Thursday, July 15, 2010

Terezin Reflections - Chapter 3

Terezin Reflections - Chapter 3
By Rachel Nathanson


From June 24 - July 4, 2010 the Holocaust Center, in partnership with Museum Without Walls, organized a Holocaust study trip to Budapest and Prague. Frieda S., a survivor from Terezin, and her daughter Dee (also the Co-Executive Director of the Holocaust Center) participated in the trip and shared the group invaluable first hand experiences. Eva, a survivor of Terezin who had been in the barracks with Frieda, met up with us. Below Rachel Nathanson, one of the Holocaust Center's board members and a participant on the trip, describes some of sites and shares her thoughts on the experience of visiting Terezin.

Chapter 1
Chapter 2

Chapter 4


We stood before the building where Frieda and Eva’s teenage years were stolen, and their lives forever marked by this horrendous historical time. They pointed to the window of their once jail-like home, where they shared their small room with 30 or so others. Most of those “roommates” were shipped out over time, continually replaced with new faces, only to be shipped out again and again. So many of the teens they lived with were tragically transported to a place even darker in history: Auschwitz-Birkenau.

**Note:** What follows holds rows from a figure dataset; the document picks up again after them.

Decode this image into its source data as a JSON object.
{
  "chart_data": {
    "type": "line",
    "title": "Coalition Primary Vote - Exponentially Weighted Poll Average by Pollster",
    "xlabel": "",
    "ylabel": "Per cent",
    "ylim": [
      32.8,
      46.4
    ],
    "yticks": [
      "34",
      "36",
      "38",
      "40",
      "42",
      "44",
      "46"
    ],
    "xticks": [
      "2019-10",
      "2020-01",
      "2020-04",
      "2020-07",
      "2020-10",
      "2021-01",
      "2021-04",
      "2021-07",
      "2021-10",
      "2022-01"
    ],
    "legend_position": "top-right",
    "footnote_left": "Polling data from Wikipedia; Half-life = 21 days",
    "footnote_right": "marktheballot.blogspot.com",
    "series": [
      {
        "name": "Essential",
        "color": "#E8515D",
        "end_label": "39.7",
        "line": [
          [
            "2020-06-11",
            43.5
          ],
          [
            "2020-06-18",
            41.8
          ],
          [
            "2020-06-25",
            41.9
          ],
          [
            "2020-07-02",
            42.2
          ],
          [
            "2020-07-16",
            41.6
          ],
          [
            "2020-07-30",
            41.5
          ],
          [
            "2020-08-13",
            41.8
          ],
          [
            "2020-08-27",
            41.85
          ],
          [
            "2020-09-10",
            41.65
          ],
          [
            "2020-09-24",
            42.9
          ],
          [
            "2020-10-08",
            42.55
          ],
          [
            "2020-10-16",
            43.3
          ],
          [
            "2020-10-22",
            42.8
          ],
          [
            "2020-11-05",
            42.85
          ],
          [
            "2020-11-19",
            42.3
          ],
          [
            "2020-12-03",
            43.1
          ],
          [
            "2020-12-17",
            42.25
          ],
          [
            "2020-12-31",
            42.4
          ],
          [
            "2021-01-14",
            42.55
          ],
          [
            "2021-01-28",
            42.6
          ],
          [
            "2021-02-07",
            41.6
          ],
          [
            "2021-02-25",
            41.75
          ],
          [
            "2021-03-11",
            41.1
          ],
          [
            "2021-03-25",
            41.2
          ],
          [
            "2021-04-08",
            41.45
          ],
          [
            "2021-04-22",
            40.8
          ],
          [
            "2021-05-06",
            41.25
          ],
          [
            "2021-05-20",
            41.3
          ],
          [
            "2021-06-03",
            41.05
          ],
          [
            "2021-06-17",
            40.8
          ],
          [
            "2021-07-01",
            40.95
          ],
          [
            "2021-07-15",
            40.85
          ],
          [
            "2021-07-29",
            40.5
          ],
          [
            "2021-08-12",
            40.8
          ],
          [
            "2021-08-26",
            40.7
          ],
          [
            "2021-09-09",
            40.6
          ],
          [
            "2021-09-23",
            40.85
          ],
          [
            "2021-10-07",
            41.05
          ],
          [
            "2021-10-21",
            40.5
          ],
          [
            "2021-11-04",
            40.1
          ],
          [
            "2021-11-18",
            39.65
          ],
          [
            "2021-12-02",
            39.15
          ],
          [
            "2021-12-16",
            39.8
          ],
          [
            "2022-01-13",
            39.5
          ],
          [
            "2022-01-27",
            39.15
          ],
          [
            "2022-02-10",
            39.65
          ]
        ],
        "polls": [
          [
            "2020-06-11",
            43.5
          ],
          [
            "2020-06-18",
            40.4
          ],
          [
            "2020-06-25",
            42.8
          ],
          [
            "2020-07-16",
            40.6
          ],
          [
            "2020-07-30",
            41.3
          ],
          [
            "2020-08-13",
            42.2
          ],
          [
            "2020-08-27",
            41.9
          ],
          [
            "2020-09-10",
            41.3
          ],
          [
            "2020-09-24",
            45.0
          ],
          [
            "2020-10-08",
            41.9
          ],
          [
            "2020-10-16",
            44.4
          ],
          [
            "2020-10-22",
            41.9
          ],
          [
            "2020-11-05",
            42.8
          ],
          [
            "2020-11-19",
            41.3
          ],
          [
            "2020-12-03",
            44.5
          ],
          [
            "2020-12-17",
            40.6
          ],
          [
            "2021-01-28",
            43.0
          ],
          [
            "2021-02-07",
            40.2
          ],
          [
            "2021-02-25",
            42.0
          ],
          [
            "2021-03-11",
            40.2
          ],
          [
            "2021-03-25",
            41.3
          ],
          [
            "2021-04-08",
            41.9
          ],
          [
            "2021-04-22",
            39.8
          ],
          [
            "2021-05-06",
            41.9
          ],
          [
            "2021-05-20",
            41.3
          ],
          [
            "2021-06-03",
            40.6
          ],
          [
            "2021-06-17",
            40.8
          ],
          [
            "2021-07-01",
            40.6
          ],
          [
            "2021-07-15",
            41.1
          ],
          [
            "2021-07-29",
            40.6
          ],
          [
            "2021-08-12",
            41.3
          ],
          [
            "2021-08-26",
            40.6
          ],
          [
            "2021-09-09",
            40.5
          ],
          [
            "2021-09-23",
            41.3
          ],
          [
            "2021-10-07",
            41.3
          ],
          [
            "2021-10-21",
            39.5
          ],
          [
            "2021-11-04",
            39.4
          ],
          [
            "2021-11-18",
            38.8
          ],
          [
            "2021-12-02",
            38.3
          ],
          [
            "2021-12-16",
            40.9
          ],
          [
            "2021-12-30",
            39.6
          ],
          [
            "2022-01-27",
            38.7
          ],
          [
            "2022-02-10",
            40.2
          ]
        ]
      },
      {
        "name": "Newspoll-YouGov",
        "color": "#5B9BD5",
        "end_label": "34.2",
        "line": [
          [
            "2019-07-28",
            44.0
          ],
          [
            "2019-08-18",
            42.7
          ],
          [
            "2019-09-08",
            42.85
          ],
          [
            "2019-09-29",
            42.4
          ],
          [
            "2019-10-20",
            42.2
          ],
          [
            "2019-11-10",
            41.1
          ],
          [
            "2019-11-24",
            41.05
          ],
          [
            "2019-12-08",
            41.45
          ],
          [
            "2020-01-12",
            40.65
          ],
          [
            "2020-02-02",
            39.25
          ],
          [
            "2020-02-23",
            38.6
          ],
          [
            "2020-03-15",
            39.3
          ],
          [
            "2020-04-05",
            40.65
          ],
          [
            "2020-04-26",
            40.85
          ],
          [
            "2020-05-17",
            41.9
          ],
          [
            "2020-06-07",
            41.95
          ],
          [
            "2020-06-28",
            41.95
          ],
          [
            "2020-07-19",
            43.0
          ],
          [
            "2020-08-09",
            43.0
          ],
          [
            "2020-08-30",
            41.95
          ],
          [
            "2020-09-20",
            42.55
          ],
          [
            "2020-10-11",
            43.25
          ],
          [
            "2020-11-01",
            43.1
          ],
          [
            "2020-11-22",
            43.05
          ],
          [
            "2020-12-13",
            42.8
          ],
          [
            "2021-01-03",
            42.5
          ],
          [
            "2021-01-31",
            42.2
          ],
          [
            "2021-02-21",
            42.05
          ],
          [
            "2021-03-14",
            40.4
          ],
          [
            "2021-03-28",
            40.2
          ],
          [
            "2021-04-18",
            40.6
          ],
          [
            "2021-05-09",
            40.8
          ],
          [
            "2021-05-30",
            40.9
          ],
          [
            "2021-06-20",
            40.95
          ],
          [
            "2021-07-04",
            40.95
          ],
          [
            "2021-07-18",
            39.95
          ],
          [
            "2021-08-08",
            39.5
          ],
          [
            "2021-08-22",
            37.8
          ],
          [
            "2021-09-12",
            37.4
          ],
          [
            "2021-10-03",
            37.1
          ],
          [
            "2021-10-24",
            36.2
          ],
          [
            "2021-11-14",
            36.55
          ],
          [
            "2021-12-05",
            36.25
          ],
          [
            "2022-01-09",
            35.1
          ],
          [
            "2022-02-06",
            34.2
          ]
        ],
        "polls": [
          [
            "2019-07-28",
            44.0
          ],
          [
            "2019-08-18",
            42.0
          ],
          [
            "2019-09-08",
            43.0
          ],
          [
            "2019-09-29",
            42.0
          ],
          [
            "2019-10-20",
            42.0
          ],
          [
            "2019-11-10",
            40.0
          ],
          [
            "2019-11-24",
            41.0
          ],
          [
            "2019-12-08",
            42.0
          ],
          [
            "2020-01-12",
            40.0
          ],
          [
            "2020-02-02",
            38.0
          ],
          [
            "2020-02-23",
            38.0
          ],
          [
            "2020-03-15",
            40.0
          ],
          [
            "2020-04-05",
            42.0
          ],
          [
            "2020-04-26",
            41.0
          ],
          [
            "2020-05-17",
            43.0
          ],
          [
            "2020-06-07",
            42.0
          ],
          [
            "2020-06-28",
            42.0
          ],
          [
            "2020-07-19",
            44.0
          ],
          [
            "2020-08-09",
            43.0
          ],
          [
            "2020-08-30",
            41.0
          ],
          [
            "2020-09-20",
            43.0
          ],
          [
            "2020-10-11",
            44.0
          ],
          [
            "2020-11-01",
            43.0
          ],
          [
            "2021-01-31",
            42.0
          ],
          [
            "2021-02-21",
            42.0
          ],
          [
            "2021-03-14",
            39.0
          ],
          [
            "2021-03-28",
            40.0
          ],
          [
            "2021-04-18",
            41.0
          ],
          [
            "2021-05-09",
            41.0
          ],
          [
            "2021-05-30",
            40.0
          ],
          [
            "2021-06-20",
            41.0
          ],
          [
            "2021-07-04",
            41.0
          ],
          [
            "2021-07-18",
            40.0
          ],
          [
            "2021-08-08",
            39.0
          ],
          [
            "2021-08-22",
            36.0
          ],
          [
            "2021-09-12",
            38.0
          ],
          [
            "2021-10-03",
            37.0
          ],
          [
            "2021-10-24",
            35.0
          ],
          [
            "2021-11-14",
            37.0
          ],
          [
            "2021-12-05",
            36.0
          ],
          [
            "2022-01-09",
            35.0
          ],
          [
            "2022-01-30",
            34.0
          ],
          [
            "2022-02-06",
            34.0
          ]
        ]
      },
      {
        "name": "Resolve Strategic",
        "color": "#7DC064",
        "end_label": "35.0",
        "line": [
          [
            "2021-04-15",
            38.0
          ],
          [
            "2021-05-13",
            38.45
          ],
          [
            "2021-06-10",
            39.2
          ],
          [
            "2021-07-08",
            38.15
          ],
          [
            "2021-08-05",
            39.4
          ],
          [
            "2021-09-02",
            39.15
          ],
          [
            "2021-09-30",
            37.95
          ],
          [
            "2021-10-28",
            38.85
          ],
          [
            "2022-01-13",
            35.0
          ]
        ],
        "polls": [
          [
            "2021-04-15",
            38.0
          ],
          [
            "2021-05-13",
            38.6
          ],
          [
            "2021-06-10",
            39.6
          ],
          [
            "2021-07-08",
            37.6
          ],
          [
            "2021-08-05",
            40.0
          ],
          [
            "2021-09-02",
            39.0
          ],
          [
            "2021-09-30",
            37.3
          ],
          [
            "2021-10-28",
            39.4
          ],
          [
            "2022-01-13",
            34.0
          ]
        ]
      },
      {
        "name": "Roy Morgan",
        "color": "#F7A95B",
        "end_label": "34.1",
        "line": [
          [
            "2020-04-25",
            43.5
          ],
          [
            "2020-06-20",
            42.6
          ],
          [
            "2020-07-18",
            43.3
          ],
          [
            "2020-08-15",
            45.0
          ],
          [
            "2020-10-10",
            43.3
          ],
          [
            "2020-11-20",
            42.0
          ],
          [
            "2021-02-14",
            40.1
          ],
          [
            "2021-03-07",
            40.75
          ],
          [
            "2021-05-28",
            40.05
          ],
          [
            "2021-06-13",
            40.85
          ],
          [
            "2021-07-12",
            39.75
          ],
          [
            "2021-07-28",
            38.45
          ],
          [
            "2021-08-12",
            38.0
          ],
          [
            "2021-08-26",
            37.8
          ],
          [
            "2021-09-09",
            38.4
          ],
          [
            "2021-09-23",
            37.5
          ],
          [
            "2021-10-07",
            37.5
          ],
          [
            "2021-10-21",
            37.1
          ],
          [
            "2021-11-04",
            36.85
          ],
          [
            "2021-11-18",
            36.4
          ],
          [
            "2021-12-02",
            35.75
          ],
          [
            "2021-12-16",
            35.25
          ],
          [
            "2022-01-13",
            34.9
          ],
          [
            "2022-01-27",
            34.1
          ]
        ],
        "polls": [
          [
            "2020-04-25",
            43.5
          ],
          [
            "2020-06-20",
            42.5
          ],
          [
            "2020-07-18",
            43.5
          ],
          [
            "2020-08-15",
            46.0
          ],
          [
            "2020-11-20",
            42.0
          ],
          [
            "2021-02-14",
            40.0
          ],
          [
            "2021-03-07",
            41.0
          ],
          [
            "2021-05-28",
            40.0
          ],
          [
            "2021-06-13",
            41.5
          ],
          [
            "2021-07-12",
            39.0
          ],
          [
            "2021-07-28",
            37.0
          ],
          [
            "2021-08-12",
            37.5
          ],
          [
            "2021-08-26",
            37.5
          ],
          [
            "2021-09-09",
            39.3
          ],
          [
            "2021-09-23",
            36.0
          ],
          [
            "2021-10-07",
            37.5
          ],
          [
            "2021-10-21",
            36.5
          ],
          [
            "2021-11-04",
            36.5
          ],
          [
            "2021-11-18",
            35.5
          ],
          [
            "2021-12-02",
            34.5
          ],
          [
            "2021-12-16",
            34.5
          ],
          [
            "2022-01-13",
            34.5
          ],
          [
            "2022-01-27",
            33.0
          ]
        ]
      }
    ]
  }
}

This photo (above) shows Frieda and Eva in front of their “barracks” during their internment.

A recreated room in the women’s living quarters:


Terezin is now freshly painted and beautifully planted with flowers. The newly spruced up town sadly belies its tragic history, from a visual perspective. Approximately 1,000 people returned to live in Terezin, but one wonders how they can bear to do so. Our guide, a young man trained in the vocation of being a Terezin tour guide admitted he could not imagine living within the walls of a town where such history took place.